Ce que je trouve intéressant dans ce truc-là c’est que c’est un groupe d’entreprises qui s’attaque à Microsoft. Je pense que c’est hyper-positif qu’il y ait une organisation, que les acteurs puissent s’organiser pour faire face à une société qui est dans cette position dominante.
Nextcloud c’est du cloud personnel, c’est utilisé dans des organisations aussi, pour le coup. On peut l’utiliser en passant pas les chatons il y a pas mal de chatons [5] qui donnent accès à du Nextcloud ; je l’utilise, c’est très pratique. Ils attaquent non pas le navigateur, mais le fait que les services cloud de Microsoft sont complètement intégrés dans Windows et qu’il les met en avant ; ils attaquent le fait que Microsoft met cette solution en avant. Les autres entreprises n’attaquent pas que cette question cloud.

Manu : Il y a aussi une autre brique qui s’appelle Teams, qui se fait attaquer.
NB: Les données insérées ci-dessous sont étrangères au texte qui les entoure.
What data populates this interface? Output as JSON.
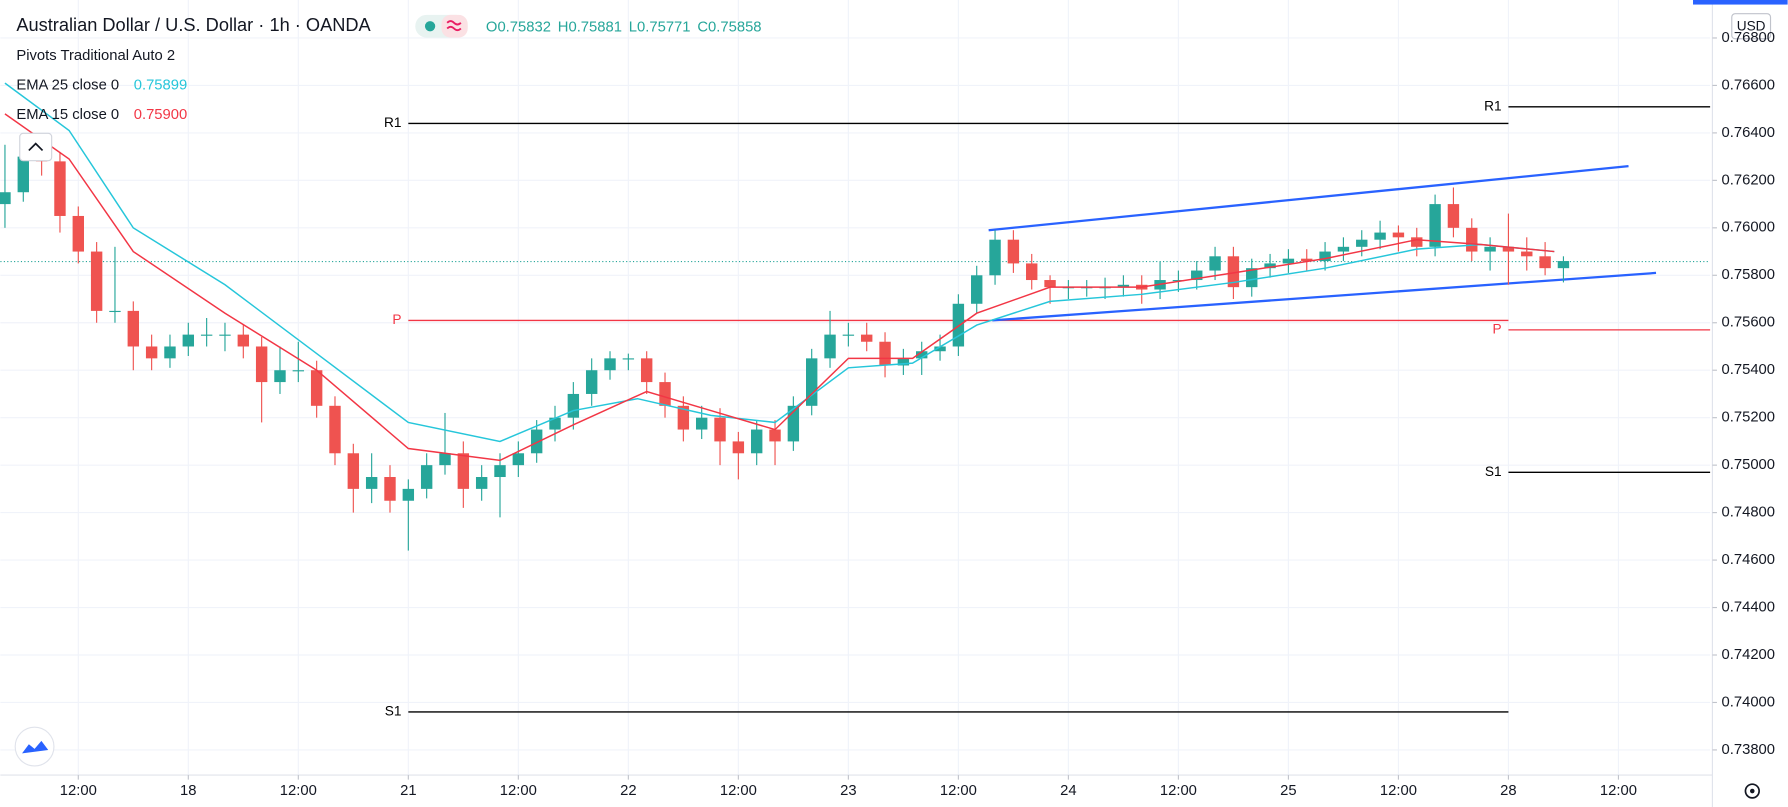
{
  "chart_data": {
    "type": "candlestick",
    "title": "Australian Dollar / U.S. Dollar · 1h · OANDA",
    "ohlc_labels": [
      "O0.75832",
      "H0.75881",
      "L0.75771",
      "C0.75858"
    ],
    "indicators": [
      "Pivots Traditional Auto 2"
    ],
    "currency": "USD",
    "up_color": "#26a69a",
    "down_color": "#ef5350",
    "xlim": [
      -0.5,
      186
    ],
    "xticks": [
      {
        "value": 8,
        "label": "12:00"
      },
      {
        "value": 20,
        "label": "18"
      },
      {
        "value": 32,
        "label": "12:00"
      },
      {
        "value": 44,
        "label": "21"
      },
      {
        "value": 56,
        "label": "12:00"
      },
      {
        "value": 68,
        "label": "22"
      },
      {
        "value": 80,
        "label": "12:00"
      },
      {
        "value": 92,
        "label": "23"
      },
      {
        "value": 104,
        "label": "12:00"
      },
      {
        "value": 116,
        "label": "24"
      },
      {
        "value": 128,
        "label": "12:00"
      },
      {
        "value": 140,
        "label": "25"
      },
      {
        "value": 152,
        "label": "12:00"
      },
      {
        "value": 164,
        "label": "28"
      },
      {
        "value": 176,
        "label": "12:00"
      }
    ],
    "ylim": [
      0.73694,
      0.7696
    ],
    "yticks": [
      {
        "value": 0.738,
        "label": "0.73800"
      },
      {
        "value": 0.74,
        "label": "0.74000"
      },
      {
        "value": 0.742,
        "label": "0.74200"
      },
      {
        "value": 0.744,
        "label": "0.74400"
      },
      {
        "value": 0.746,
        "label": "0.74600"
      },
      {
        "value": 0.748,
        "label": "0.74800"
      },
      {
        "value": 0.75,
        "label": "0.75000"
      },
      {
        "value": 0.752,
        "label": "0.75200"
      },
      {
        "value": 0.754,
        "label": "0.75400"
      },
      {
        "value": 0.756,
        "label": "0.75600"
      },
      {
        "value": 0.758,
        "label": "0.75800"
      },
      {
        "value": 0.76,
        "label": "0.76000"
      },
      {
        "value": 0.762,
        "label": "0.76200"
      },
      {
        "value": 0.764,
        "label": "0.76400"
      },
      {
        "value": 0.766,
        "label": "0.76600"
      },
      {
        "value": 0.768,
        "label": "0.76800"
      }
    ],
    "candles": {
      "x": [
        0,
        2,
        4,
        6,
        8,
        10,
        12,
        14,
        16,
        18,
        20,
        22,
        24,
        26,
        28,
        30,
        32,
        34,
        36,
        38,
        40,
        42,
        44,
        46,
        48,
        50,
        52,
        54,
        56,
        58,
        60,
        62,
        64,
        66,
        68,
        70,
        72,
        74,
        76,
        78,
        80,
        82,
        84,
        86,
        88,
        90,
        92,
        94,
        96,
        98,
        100,
        102,
        104,
        106,
        108,
        110,
        112,
        114,
        116,
        118,
        120,
        122,
        124,
        126,
        128,
        130,
        132,
        134,
        136,
        138,
        140,
        142,
        144,
        146,
        148,
        150,
        152,
        154,
        156,
        158,
        160,
        162,
        164,
        166,
        168,
        170
      ],
      "open": [
        0.761,
        0.7615,
        0.763,
        0.7628,
        0.7605,
        0.759,
        0.7565,
        0.7565,
        0.755,
        0.7545,
        0.755,
        0.7555,
        0.7555,
        0.7555,
        0.755,
        0.7535,
        0.754,
        0.754,
        0.7525,
        0.7505,
        0.749,
        0.7495,
        0.7485,
        0.749,
        0.75,
        0.7505,
        0.749,
        0.7495,
        0.75,
        0.7505,
        0.7515,
        0.752,
        0.753,
        0.754,
        0.7545,
        0.7545,
        0.7535,
        0.7525,
        0.7515,
        0.752,
        0.751,
        0.7505,
        0.7515,
        0.751,
        0.7525,
        0.7545,
        0.7555,
        0.7555,
        0.7552,
        0.7542,
        0.7545,
        0.7548,
        0.755,
        0.7568,
        0.758,
        0.7595,
        0.7585,
        0.7578,
        0.7575,
        0.7575,
        0.7575,
        0.7575,
        0.7576,
        0.7574,
        0.7578,
        0.7578,
        0.7582,
        0.7588,
        0.7575,
        0.7583,
        0.7585,
        0.7587,
        0.7586,
        0.759,
        0.7592,
        0.7595,
        0.7598,
        0.7596,
        0.7592,
        0.761,
        0.76,
        0.759,
        0.7592,
        0.759,
        0.7588,
        0.7583
      ],
      "high": [
        0.7635,
        0.7634,
        0.7634,
        0.7632,
        0.7609,
        0.7594,
        0.7592,
        0.7569,
        0.7555,
        0.7555,
        0.756,
        0.7562,
        0.756,
        0.7559,
        0.7554,
        0.755,
        0.7552,
        0.7544,
        0.7529,
        0.7509,
        0.7505,
        0.75,
        0.7494,
        0.7505,
        0.7522,
        0.751,
        0.75,
        0.7505,
        0.751,
        0.7519,
        0.7525,
        0.7535,
        0.7545,
        0.7548,
        0.7547,
        0.7548,
        0.7539,
        0.7529,
        0.7525,
        0.7524,
        0.7514,
        0.7519,
        0.7519,
        0.7529,
        0.7549,
        0.7565,
        0.756,
        0.756,
        0.7556,
        0.7549,
        0.7552,
        0.7555,
        0.7572,
        0.7584,
        0.7599,
        0.7599,
        0.7589,
        0.758,
        0.7578,
        0.7578,
        0.7579,
        0.758,
        0.758,
        0.7586,
        0.7582,
        0.7586,
        0.7592,
        0.7592,
        0.7587,
        0.7589,
        0.7591,
        0.7591,
        0.7594,
        0.7596,
        0.7599,
        0.7603,
        0.7601,
        0.76,
        0.7614,
        0.7617,
        0.7604,
        0.7596,
        0.7606,
        0.7596,
        0.7594,
        0.7588
      ],
      "low": [
        0.76,
        0.7611,
        0.7622,
        0.7598,
        0.7585,
        0.756,
        0.756,
        0.754,
        0.754,
        0.7541,
        0.7546,
        0.755,
        0.7548,
        0.7545,
        0.7518,
        0.753,
        0.7535,
        0.752,
        0.75,
        0.748,
        0.7484,
        0.748,
        0.7464,
        0.7486,
        0.7496,
        0.7482,
        0.7485,
        0.7478,
        0.7495,
        0.7501,
        0.751,
        0.7515,
        0.7525,
        0.7536,
        0.754,
        0.753,
        0.752,
        0.751,
        0.7511,
        0.75,
        0.7494,
        0.75,
        0.75,
        0.7506,
        0.7521,
        0.7541,
        0.755,
        0.7548,
        0.7537,
        0.7538,
        0.7538,
        0.7544,
        0.7546,
        0.7564,
        0.7576,
        0.7581,
        0.7574,
        0.7568,
        0.757,
        0.7571,
        0.757,
        0.7571,
        0.7568,
        0.757,
        0.7573,
        0.7574,
        0.7578,
        0.757,
        0.7571,
        0.7579,
        0.7581,
        0.7582,
        0.7582,
        0.7586,
        0.7588,
        0.7591,
        0.759,
        0.7588,
        0.7588,
        0.7596,
        0.7586,
        0.7582,
        0.7576,
        0.7582,
        0.758,
        0.7577
      ],
      "close": [
        0.7615,
        0.763,
        0.7628,
        0.7605,
        0.759,
        0.7565,
        0.7565,
        0.755,
        0.7545,
        0.755,
        0.7555,
        0.7555,
        0.7555,
        0.755,
        0.7535,
        0.754,
        0.754,
        0.7525,
        0.7505,
        0.749,
        0.7495,
        0.7485,
        0.749,
        0.75,
        0.7505,
        0.749,
        0.7495,
        0.75,
        0.7505,
        0.7515,
        0.752,
        0.753,
        0.754,
        0.7545,
        0.7545,
        0.7535,
        0.7525,
        0.7515,
        0.752,
        0.751,
        0.7505,
        0.7515,
        0.751,
        0.7525,
        0.7545,
        0.7555,
        0.7555,
        0.7552,
        0.7542,
        0.7545,
        0.7548,
        0.755,
        0.7568,
        0.758,
        0.7595,
        0.7585,
        0.7578,
        0.7575,
        0.7575,
        0.7575,
        0.7575,
        0.7576,
        0.7574,
        0.7578,
        0.7578,
        0.7582,
        0.7588,
        0.7575,
        0.7583,
        0.7585,
        0.7587,
        0.7586,
        0.759,
        0.7592,
        0.7595,
        0.7598,
        0.7596,
        0.7592,
        0.761,
        0.76,
        0.759,
        0.7592,
        0.759,
        0.7588,
        0.7583,
        0.7586
      ]
    },
    "series": [
      {
        "name": "EMA 25 close 0",
        "value_label": "0.75899",
        "color": "#26c6da",
        "x": [
          0,
          7,
          14,
          24,
          34,
          44,
          54,
          62,
          69,
          77,
          84,
          92,
          99,
          106,
          114,
          124,
          134,
          144,
          154,
          161,
          169
        ],
        "values": [
          0.7661,
          0.7641,
          0.76,
          0.7576,
          0.7547,
          0.7518,
          0.751,
          0.7523,
          0.7528,
          0.7521,
          0.7518,
          0.7541,
          0.7543,
          0.7559,
          0.7569,
          0.7572,
          0.7577,
          0.7583,
          0.7591,
          0.7593,
          0.759
        ]
      },
      {
        "name": "EMA 15 close 0",
        "value_label": "0.75900",
        "color": "#f23645",
        "x": [
          0,
          7,
          14,
          24,
          34,
          44,
          54,
          62,
          70,
          77,
          84,
          92,
          99,
          106,
          114,
          124,
          134,
          144,
          154,
          161,
          169
        ],
        "values": [
          0.7648,
          0.7629,
          0.759,
          0.7564,
          0.754,
          0.7507,
          0.7502,
          0.7517,
          0.7531,
          0.7523,
          0.7515,
          0.7545,
          0.7545,
          0.7564,
          0.7575,
          0.7575,
          0.7581,
          0.7587,
          0.7595,
          0.7593,
          0.759
        ]
      }
    ],
    "pivots": [
      {
        "label": "R1",
        "value": 0.7644,
        "x": [
          44,
          164
        ],
        "color": "#000000"
      },
      {
        "label": "P",
        "value": 0.7561,
        "x": [
          44,
          164
        ],
        "color": "#f23645"
      },
      {
        "label": "S1",
        "value": 0.7396,
        "x": [
          44,
          164
        ],
        "color": "#000000"
      },
      {
        "label": "R1",
        "value": 0.7651,
        "x": [
          164,
          186
        ],
        "color": "#000000"
      },
      {
        "label": "P",
        "value": 0.7557,
        "x": [
          164,
          186
        ],
        "color": "#f23645"
      },
      {
        "label": "S1",
        "value": 0.7497,
        "x": [
          164,
          186
        ],
        "color": "#000000"
      }
    ],
    "trendlines": [
      {
        "color": "#2962ff",
        "x": [
          107.3,
          177.1
        ],
        "values": [
          0.7599,
          0.7626
        ]
      },
      {
        "color": "#2962ff",
        "x": [
          107.7,
          180.1
        ],
        "values": [
          0.7561,
          0.7581
        ]
      }
    ],
    "last_price": 0.75858,
    "last_price_color": "#26a69a"
  }
}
Teams est intégré ou s’intègre de plus en plus – je ne connais pas bien parce que je ne l’utilise pas – dans Windows et c’est alors difficile, pour des concurrents, de s’installer. L’un de vous deux connaît-il par hasard ?

Luc : Moi pas par hasard. On l’utilise au travail. Je suis dans une boîte qui roule pour Microsoft à fond. D’une façon générale, je ne suis pas hyper-emballé par tous ces systèmes-là, notamment parce que quand tu as des problèmes de réseau avec tous ces trucs, ces clouds dans tous les sens,eh bien tu pleures. Même si j’ai changé de travail il n’y a pas très longtemps, j’ai déjà perdu quelques heures de boulot parce que ça n’est pas synchronisé. On va dire que c’est peut-être l’implémentation qu’on a, mais, dans teams, il y a des trucs qui sont mal foutus. Teams sert à la fois à communiquer, mais, en même temps, ça sert d’organisation de fichiers ce qui fait que quand on parle avec des gens et qu’on veut montrer, partager des fichiers en même temps, ce n’est pas possible, en tout cas c’est compliqué. Il y a plein de petits trucs merdiques comme ça qui sont mal foutus. Après ça marche et la qualité de son est très bonne, mais, au prix que ça coûte, je pense que c’est le minima.

Mag : Non, ne me regardez pas, je ne connais pas Teams. Je ne fais que du logiciel libre

Manu : Notamment, oui, on va encourager les gens à utiliser Jitsi [6], c’est quand même plus sympa.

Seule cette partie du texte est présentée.